Question

A data consists of \[n\] observations: \[{x_1},{x_{2,...,}}{x_{n.}}\]
If, \[\sum\limits_{i = 1}^n {{{({x_i} + 1)}^2}} = 9n\] and \[\sum\limits_{i = 1}^n {{{({x_i} - 1)}^2}} = 5n\], then find the standard deviation.

Answer 1

Hint:
We will compare the equations given in the equation and reduce the left hand side of the equation as variance, since we know that the square root of variance is standard deviation we will find the value.

Formula used:
The Standard Deviation is a measure of how spread out numbers are.
The standard deviation of \[n\] observations:\[{x_1},{x_{2,...,}}{x_{n.}}\]is:
\[\sqrt {\sum\limits_{i = 1}^n {\dfrac{{{{({x_i} - \mu )}^2}}}{n}} } \], where, \[\mu \] is the known as population mean.
In other words, the standard variance is the square root of variance.
The variance of \[n\] observations:\[{x_1},{x_{2,...,}}{x_{n.}}\]is:
\[\sum\limits_{i = 1}^n {\dfrac{{{x_i}^2 - {x_i}}}{n}} \]
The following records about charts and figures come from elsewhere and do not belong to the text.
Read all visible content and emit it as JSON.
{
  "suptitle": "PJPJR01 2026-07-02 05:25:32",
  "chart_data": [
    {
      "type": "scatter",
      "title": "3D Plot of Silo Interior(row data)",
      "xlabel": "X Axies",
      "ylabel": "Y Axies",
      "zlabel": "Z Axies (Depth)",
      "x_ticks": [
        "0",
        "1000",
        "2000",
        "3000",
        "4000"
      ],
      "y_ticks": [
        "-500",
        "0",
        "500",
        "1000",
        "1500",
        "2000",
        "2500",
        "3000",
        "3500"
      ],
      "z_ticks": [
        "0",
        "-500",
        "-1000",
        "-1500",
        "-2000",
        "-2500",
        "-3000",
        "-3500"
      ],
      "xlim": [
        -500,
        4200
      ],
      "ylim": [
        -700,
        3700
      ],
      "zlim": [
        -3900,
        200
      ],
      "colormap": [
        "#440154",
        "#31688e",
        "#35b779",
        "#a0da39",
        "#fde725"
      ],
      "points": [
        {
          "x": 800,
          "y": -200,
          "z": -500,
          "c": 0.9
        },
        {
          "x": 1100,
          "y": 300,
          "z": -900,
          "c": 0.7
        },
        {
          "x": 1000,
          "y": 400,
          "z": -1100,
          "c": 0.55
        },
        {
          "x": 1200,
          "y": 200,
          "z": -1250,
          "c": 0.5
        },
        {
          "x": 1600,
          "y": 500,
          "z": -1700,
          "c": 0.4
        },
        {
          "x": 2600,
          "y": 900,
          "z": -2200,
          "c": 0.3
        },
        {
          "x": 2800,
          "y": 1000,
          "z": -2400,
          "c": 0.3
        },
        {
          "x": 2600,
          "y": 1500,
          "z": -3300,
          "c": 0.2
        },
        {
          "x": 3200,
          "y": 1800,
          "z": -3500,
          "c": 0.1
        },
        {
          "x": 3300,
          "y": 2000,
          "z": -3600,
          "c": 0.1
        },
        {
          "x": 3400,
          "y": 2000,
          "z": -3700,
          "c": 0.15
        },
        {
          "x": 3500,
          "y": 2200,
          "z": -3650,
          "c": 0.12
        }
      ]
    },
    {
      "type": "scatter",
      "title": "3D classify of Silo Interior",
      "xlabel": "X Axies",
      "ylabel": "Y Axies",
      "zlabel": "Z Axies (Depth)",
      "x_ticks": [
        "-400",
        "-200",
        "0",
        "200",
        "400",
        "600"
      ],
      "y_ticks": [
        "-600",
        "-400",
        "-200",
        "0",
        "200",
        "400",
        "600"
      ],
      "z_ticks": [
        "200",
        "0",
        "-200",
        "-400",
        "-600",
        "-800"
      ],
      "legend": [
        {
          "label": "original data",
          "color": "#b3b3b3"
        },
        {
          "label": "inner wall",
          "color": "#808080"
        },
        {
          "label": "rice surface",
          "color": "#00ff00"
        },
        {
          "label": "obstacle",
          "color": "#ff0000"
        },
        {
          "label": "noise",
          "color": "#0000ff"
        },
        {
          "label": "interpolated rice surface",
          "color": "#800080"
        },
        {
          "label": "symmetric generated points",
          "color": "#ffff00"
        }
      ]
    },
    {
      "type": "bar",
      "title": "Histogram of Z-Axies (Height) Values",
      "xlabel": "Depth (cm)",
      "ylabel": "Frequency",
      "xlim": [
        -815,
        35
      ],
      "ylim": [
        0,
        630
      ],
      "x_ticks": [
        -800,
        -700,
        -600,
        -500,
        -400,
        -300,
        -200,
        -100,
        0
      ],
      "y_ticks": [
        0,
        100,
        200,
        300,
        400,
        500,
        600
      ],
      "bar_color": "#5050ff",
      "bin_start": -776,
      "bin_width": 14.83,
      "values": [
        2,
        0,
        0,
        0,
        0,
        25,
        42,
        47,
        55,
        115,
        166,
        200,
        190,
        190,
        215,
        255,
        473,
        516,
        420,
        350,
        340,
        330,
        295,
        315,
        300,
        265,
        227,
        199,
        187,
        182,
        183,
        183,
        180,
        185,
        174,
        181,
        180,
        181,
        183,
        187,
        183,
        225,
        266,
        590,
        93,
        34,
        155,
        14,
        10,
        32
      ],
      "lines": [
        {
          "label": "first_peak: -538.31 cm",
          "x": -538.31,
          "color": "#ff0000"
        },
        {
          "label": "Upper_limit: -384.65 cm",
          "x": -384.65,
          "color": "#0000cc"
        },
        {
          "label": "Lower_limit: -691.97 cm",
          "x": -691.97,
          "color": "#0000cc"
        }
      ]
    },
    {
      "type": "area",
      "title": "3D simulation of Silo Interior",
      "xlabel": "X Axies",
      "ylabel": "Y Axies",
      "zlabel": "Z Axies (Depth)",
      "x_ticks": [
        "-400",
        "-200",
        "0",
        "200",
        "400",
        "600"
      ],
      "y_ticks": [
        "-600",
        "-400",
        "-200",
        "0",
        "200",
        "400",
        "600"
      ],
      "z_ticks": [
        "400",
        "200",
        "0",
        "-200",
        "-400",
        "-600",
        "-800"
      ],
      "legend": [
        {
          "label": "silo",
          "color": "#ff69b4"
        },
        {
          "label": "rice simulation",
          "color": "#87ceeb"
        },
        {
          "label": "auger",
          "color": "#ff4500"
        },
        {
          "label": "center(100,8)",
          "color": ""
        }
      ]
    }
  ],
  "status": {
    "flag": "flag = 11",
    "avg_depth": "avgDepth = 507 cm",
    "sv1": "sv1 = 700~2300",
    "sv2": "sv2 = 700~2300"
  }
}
Complete step-by-step answer:
It is given that there are \[n\] observations:\[{x_1},{x_{2,...,}}{x_{n.}}\]
Also, it is given that,
\[\sum\limits_{i = 1}^n {{{({x_i} + 1)}^2}} = 9n\]…… (1)
\[\sum\limits_{i = 1}^n {{{({x_i} - 1)}^2}} = 5n\]….. (2)
Let us now add equation (1) and (2), so that we get the following equation,
\[\sum\limits_{i = 1}^n {{{({x_i} + 1)}^2}} + \sum\limits_{i = 1}^n {{{({x_i} - 1)}^2}} = 9n + 5n\]
Now let us expand the summations in the left hand side of the equation and regroup it so that we get the equation below,
\[({x_1}^2 + 2{x_1} + 1 + {x_1}^2 - 2{x_1} + 1) + ({x_2}^2 + 2{x_2} + 1 + {x_2}^2 - 2{x_2} + 1) + ... + ({x_n}^2 + 2{x_n} + 1 + {x_n}^2 - 2{x_n} + 1) = 14n\]
Let us simplify the above equation and write it in the summation form we get,
\[2(\sum\limits_{i = 1}^n {{x_i}^2 + n) = } 14n\]
Let us divide the above equation by 2 on both sides we get,
\[(\sum\limits_{i = 1}^n {{x_i}^2 + n) = } 7n\]
Also let us divide it both sides by \[n\]we get,
\[\sum\limits_{i = 1}^n {\dfrac{{{x_i}^2}}{n} + 1 = } 7\]
By further simplification we get,
\[\sum\limits_{i = 1}^n {\dfrac{{{x_i}^2}}{n} = } 6\]…(3)
Now, we will subtract the two equations and compare it with equation (3)
Subtracting equation (1) and (2) we get,
\[\sum\limits_{i = 1}^n {{{({x_i} + 1)}^2}} - \sum\limits_{i = 1}^n {{{({x_i} - 1)}^2}} = 9n - 5n\]
Here we expand the summations in the left hand side and regroup it to get the following equation,
\[({x_1}^2 + 2{x_1} + 1 - {x_1}^2 + 2{x_1} - 1) + ({x_2}^2 + 2{x_2} + 1 - {x_2}^2 + 2{x_2} - 1) + ... + ({x_n}^2 + 2{x_n} + 1 - {x_n}^2 + 2{x_n} - 1) = 4n\]
On solving the equation in the left hand side and representing it in the summation we get,
\[4\sum\limits_{i = 1}^n {{x_i} = } 4n\]
By dividing the above equation by \[4n\]on both sides we get,
\[\sum\limits_{i = 1}^n {\dfrac{{{x_i}}}{n} = } 1\]…(4)
So, the variance is found by subtracting (3) and (4), we get
\[\sum\limits_{i = 1}^n {\dfrac{{{x_i}^2 - {x_i}}}{n} = } 6 - 1 = 5\]
Since the standard deviation is the square root of variance,
The standard deviation is \[\sqrt {\sum\limits_{i = 1}^n {\dfrac{{{x_i}^2 - {x_i}}}{n} = } } \sqrt 5 \]
Hence the standard deviation is \[\sqrt 5 \]

Note:
The standard deviation is also defined as the square root of the variance. Since the variance is \[\sum\limits_{i = 1}^n {\dfrac{{{x_i}^2 - {x_i}}}{n}} \] the standard deviation is given by the formula \[\sqrt {\sum\limits_{i = 1}^n {\dfrac{{{x_i}^2 - {x_i}}}{n}} } \]